Mu'ti menamatkan pendidikan dasar dan menengahnya di madrasah. Dimulai dari Madrasah Ibtidaiyah Manafiul Ulum (Kudus, 1980), Madrasah Tsanawiyah Negeri (Kudus, 1983), Madrasah Aliyah Negeri Purwodadi Filial di Kudus (Kudus, 1986).
Pendidikan tingginya ditempuh di Fakultas Tarbiyah IAIN Walisongo (Semarang, 1991), Pembibitan Calon Dosen IAIN (Jakarta, 1992-1993), Flinders University of South Australia (Adelaide, 1997) dan Sekolah Pascasarjana UIN Syarif Hidayatullah (Jakarta, 2008).
Terlahir dari keluarga petani, masa kecil Mu’ti tak pernah lepas dari aktivitas membantu orang tua dan kakeknya. Bertani, berkebun dan beternak adalah salah satu aktivitas utama yang dilakukannya semasa kecil. Etos kerja dan semangat pantang menyerah sudah menjadi bagian dari karakter yang diwariskan oleh orang tuanya.
Selepas menamatkan jenjang pendidikan menengah di MAN Purwodadi filial di Kudus (sekarang menjadi MAN 1 Kudus) pada tahun 1986, Mu’ti memberanikan diri meminta ijin kuliah kepada orang tuanya.
Djamjadi ayahnya, hanya lulusan MTs, sementara Kartinah (ibunya) hanya lulusan SR (Sekolah Rakyat, setara SD).
Meskipun demikian, mereka memegang prinsip, kami boleh saja bodoh tetapi anak-anak kami harus pintar. Prinsip ini membuat mereka tak perlu pikir panjang memberikan ijin bagi putra sulungnya untuk mendaftar kuliah. Mu’ti diterima di Fakultas Tarbiyah IAIN Walisongo Semarang dan menamatkan pendidikan sarjana pada tahun 1991.
Sebagai mahasiswa pertama dari kampungnya, Mu’ti memikul beban berat. Gagal menyelesaikan studi berarti menutup masa depan anak kampung lainnya yang juga bermimpi menempuh pendidikan tinggi di universitas.
Kegagalan akan menumbuhkan skeptisisme di kalangan orang tua, buat apa kuliah mahal-mahal toh akhirnya jadi petani atau kuli bangunan juga. Dua pekerjaan yang jamak dilakoni penduduk kampungnya.
Dengan kondisi ekonomi keluarga yang pas-pasan, perjalanan kuliahnya tak jarang menemui kendala. Untuk menekan biaya hidup di Semarang, setiap pulang dari kampung Mu’ti selalu membawa bekal makanan pokok.
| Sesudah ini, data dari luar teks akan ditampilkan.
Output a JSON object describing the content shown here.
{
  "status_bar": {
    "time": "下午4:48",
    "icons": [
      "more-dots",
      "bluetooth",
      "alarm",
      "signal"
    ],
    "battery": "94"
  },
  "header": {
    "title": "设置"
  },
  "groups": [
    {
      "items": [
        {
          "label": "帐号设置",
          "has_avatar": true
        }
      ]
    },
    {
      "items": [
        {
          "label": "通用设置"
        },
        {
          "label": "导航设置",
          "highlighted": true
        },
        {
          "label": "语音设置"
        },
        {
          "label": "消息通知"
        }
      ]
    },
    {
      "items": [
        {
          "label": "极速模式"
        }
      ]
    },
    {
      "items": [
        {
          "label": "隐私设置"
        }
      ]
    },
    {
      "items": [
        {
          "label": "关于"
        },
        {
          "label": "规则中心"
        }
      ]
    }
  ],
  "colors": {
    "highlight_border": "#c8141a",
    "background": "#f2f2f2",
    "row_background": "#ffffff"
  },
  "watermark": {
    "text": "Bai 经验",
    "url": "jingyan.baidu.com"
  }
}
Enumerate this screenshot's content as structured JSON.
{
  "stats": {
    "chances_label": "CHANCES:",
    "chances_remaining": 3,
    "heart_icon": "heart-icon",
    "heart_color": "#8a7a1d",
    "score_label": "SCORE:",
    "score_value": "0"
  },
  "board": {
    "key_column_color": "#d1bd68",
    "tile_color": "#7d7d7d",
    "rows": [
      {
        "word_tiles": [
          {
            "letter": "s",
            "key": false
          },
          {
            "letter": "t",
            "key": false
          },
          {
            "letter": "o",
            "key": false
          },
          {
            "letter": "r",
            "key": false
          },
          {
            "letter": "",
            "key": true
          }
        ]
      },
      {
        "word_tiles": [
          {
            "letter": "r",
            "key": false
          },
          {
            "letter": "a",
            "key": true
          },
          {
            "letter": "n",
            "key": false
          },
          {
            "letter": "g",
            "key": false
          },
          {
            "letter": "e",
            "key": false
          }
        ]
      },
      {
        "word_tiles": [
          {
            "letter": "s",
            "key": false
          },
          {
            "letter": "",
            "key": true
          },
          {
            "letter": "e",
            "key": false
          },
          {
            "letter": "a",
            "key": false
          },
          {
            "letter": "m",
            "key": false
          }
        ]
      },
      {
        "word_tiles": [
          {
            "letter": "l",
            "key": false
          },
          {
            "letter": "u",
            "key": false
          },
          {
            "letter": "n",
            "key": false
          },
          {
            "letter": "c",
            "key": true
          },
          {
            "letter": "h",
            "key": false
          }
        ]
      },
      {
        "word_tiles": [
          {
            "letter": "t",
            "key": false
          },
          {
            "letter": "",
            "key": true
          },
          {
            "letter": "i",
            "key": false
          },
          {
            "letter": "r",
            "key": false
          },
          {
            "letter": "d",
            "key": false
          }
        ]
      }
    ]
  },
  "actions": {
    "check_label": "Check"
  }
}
Dua bekal yang tak pernah ketinggalan adalah beras dan telur. Di tengah himpitan ekonomi masing-masing, bude dan pakleknya selalu membantu uang saku sebisa mereka.
Mu’ti mulai aktif di Muhammadiyah pada 1987. Ketika itu, ia pertama kali menjadi anggota dan pimpinan Ikatan Mahasiswa Muhammadiyah (IMM) komisariat Al-Faruqi IAIN Walisongo. Kiprahnya di Muhammadiyah terus berlanjut.